Now to the parts of the story that left scares. The parts of the story I try to warn my cousin about—what I wish I knew. Before I left for college, one piece of advice my Granny gave me was to never leave my drink unattended when I’m out (and to this day I don’t). However, I think I should reword this advice to something like “never take a drink from someone you didn’t see prepared.” This slight rewording of the advice may have prevented me from becoming a member of the #METOO movement. 


I was watching movies in a boy’s dorm room. (I was so naïve. At the time when I was asked to watch movies in college, I thought that’s exactly what he meant. I didn’t realize that watching movies meant having sex or at least creating the opportunity for sex to occur. I know, I know. I really was naïve. For any other naïve college student or young adult who doesn’t have much experience with dating, hanging out, or hooking up [or whatever the new term is for this generation], please be mindful of your surroundings). Now, back to the current story, he made a drink in the other room for me. I drank it and went to sleep. I’ve never been that tired before in my life. I remember saying “No” but that’s about it. He took advantage of me, and I didn’t tell anyone. He left college that same semester, and only tried to contact me a semester later by phone. I accused him of hurting me. He denied it. I continue to plead my case, and then he said, “I didn’t do anything to you, but if you think I did, you should just forget it.” (Or something similar… for me the key phrase was to “just forget it”). So that’s exactly what I did… or at least tried to do. It would be almost 10 years before I ever shared this experience with someone else and the first time, I admitted that I was raped). 


“Just forget about it…” That “out” is what I took. I buried that truth deep, deep inside.

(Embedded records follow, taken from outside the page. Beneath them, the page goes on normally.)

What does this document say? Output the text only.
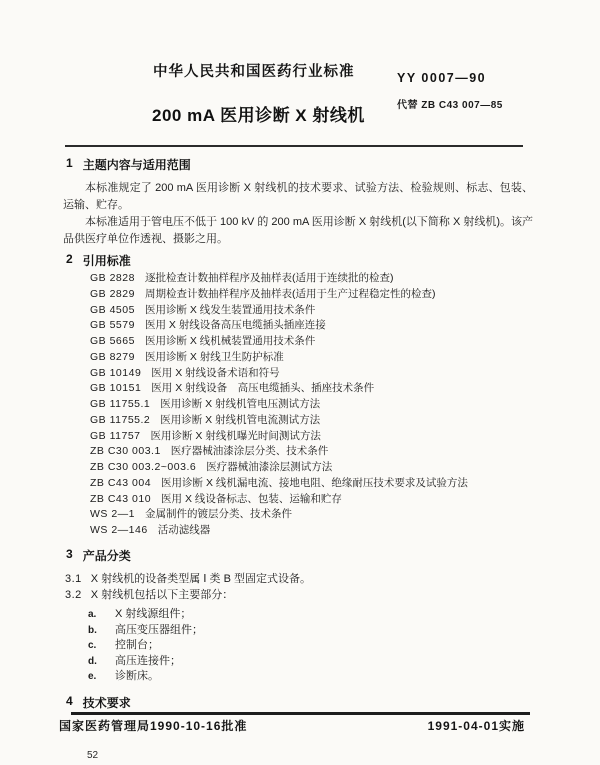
中华人民共和国医药行业标准	YY 0007—90
200 mA 医用诊断 X 射线机
代替 ZB C43 007—85
1 主题内容与适用范围

本标准规定了 200 mA 医用诊断 X 射线机的技术要求、试验方法、检验规则、标志、包装、运输、贮存。

本标准适用于管电压不低于 100 kV 的 200 mA 医用诊断 X 射线机(以下简称 X 射线机)。该产品供医疗单位作透视、摄影之用。

2 引用标准
GB 2828 逐批检查计数抽样程序及抽样表(适用于连续批的检查)
GB 2829 周期检查计数抽样程序及抽样表(适用于生产过程稳定性的检查)
GB 4505 医用诊断 X 线发生装置通用技术条件
GB 5579 医用 X 射线设备高压电缆插头插座连接
GB 5665 医用诊断 X 线机械装置通用技术条件
GB 8279 医用诊断 X 射线卫生防护标准
GB 10149 医用 X 射线设备术语和符号
GB 10151 医用 X 射线设备　高压电缆插头、插座技术条件
GB 11755.1 医用诊断 X 射线机管电压测试方法
GB 11755.2 医用诊断 X 射线机管电流测试方法
GB 11757 医用诊断 X 射线机曝光时间测试方法
ZB C30 003.1 医疗器械油漆涂层分类、技术条件
ZB C30 003.2~003.6 医疗器械油漆涂层测试方法
ZB C43 004 医用诊断 X 线机漏电流、接地电阻、绝缘耐压技术要求及试验方法
ZB C43 010 医用 X 线设备标志、包装、运输和贮存
WS 2—1 金属制件的镀层分类、技术条件
WS 2—146 活动滤线器
3 产品分类
3.1 X 射线机的设备类型属 Ⅰ 类 B 型固定式设备。
3.2 X 射线机包括以下主要部分：
a. X 射线源组件；
b. 高压变压器组件；
c. 控制台；
d. 高压连接件；
e. 诊断床。
4 技术要求
国家医药管理局1990-10-16批准	1991-04-01实施
52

It took therapy, courage, prayers, and many, many years before I shared my truth with anyone. It’s this part of college that I want to protect my cousin from. It’s this heartache and pain that I don’t want anyone else to experience. Overcoming this pain, this trauma took intention, it took work, and it took time to heal. My heart is whole, but I wish that I didn’t have to go through this trauma. What I wish I knew is that the world is beautiful, kind, and ever-changing but there is also a dark and manipulative side of this same world. We do the best we can with the knowledge we have. One day at a time. One choice at a time.